Professor Edmund Lam, Dr Ni Chen and their research team from the Department of Electrical and Electronic Engineering under the Faculty of Engineering at the University of Hong Kong (HKU) have developed a novel uncertainty-aware Fourier ptychography (UA-FP) technology that significantly enhancing imaging system stability in complex real-world environments. The breakthrough has been published in Light: Science & Applications, an international journal under Nature Publishing Group.
Fourier ptychography, widely regarded as a cornerstone of computational imaging, enables wide field-of-view and high-resolution imaging with broad applications ranging from microscopy to X-ray and remote sensing. However, its practical implementation has long been hindered by misalignments, optical aberrations, and poor data quality — challenges common across computational imaging fields.
The HKU-led team's UA-FP framework innovatively incorporates uncertainty parameters into a fully differentiable computational model, enabling simultaneous system uncertainty quantification and correction and significant enhancement of imaging performance—even under suboptimal or interference-prone conditions.

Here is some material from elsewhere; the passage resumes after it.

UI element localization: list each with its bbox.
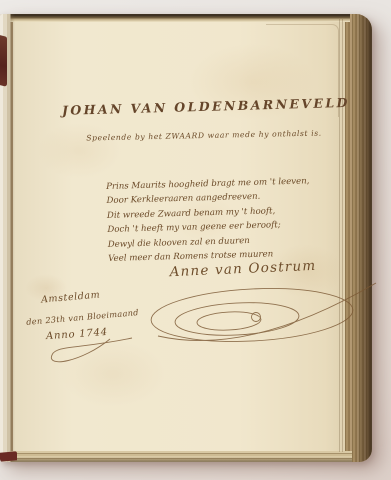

This advancement represents not only a breakthrough in ptychography but also a transformative development for computational imaging as a whole.
Building on the team's pioneering work in differentiable imaging since 2021, UA-FP leverages differentiable programming—the foundational principle behind deep learning—to establish an end-to-end computational framework that seamlessly integrates optical hardware, mathematical modeling, and algorithmic reconstruction. This unified approach bridges hardware and software while harmonising theory with practical implementation, fostering deeper interdisciplinary collaboration between optics and computational science. As a result, differentiable imaging has emerged as a key enabler of future innovations, not only in computational imaging but across related technological fields.
Professor Edmund Lam, corresponding author of the study, said, "By embedding uncertainties into a differentiable model, we have made Fourier ptychography practical and robust. This approach provides a blueprint for advancing many other computational imaging techniques."
Lead author Dr. Ni Chen added, "This research is the most comprehensive application of differentiable imaging to date. It shows how differentiable programming can unify optics and computation, unlocking new opportunities across science and engineering.
Link to the papers:
- Ni Chen, Yang Wu, Chao Tan, Liangcai Cao, Jun Wang, Edmund Y. Lam,《Uncertainty-Aware Fourier Ptychography》,Light: Science & Applications (2025) https://doi.org/10.1038/s41377-025-01915-w
- Ni Chen, David J. Brady, Edmund Y. Lam, Differentiable Imaging: Progress, Challenges, and Outlook, Advanced Devices & Instrumentation (2025) https://doi.org/10.34133/adi.0117
About Professor Edmund Lam
Prof. Edmund Lam is currently a Professor in the Department of Electrical and Electronic Engineering, and Associate Dean of Graduate School. Computational optics and imaging form the main focus of the work of Prof. Lam, whose broad research interests span from the design of algorithms and systems to applications especially in semiconductor manufacturing and biomedicine. He is a Fellow of several professional societies, including Optica, the Society of Photo-optical Instrumentation Engineers (SPIE), the Institute of Electrical and Electronics Engineers (IEEE), the Society for Imaging Science and Technology (IS&T), Institute of Physics (IOP), and the Hong Kong Institution of Engineers (HKIE). He is also a Founding Member of the Hong Kong Young Academy of Sciences.
About Dr Ni Chen
Dr. Ni Chen is an Honorary Associate Professor at the Department of Electrical and Electronic Engineering, The University of Hong Kong. She obtained her Ph.D. degree from the Department of Electrical and Computer Engineering at Seoul National University, Korea. She has worked in various institutions like The University of Hong Kong, Shanghai Institute of Optics and Fine Mechanics, China, Seoul National University, Korea, King Abdullah University of Science and Technology, Saudi Arabia, and the University of Arizona, USA. Her current research primarily centers on computational imaging, with a specific focus on differentiable imaging. This research aims to address the mismatch among the key components of computational imaging systems. Operating at the intersection of optics and computational science, she is dedicated to exploring the fundamental principles underlying different disciplines within computational imaging and endeavors to develop unified solutions for tackling the co - design challenges in computational imaging systems.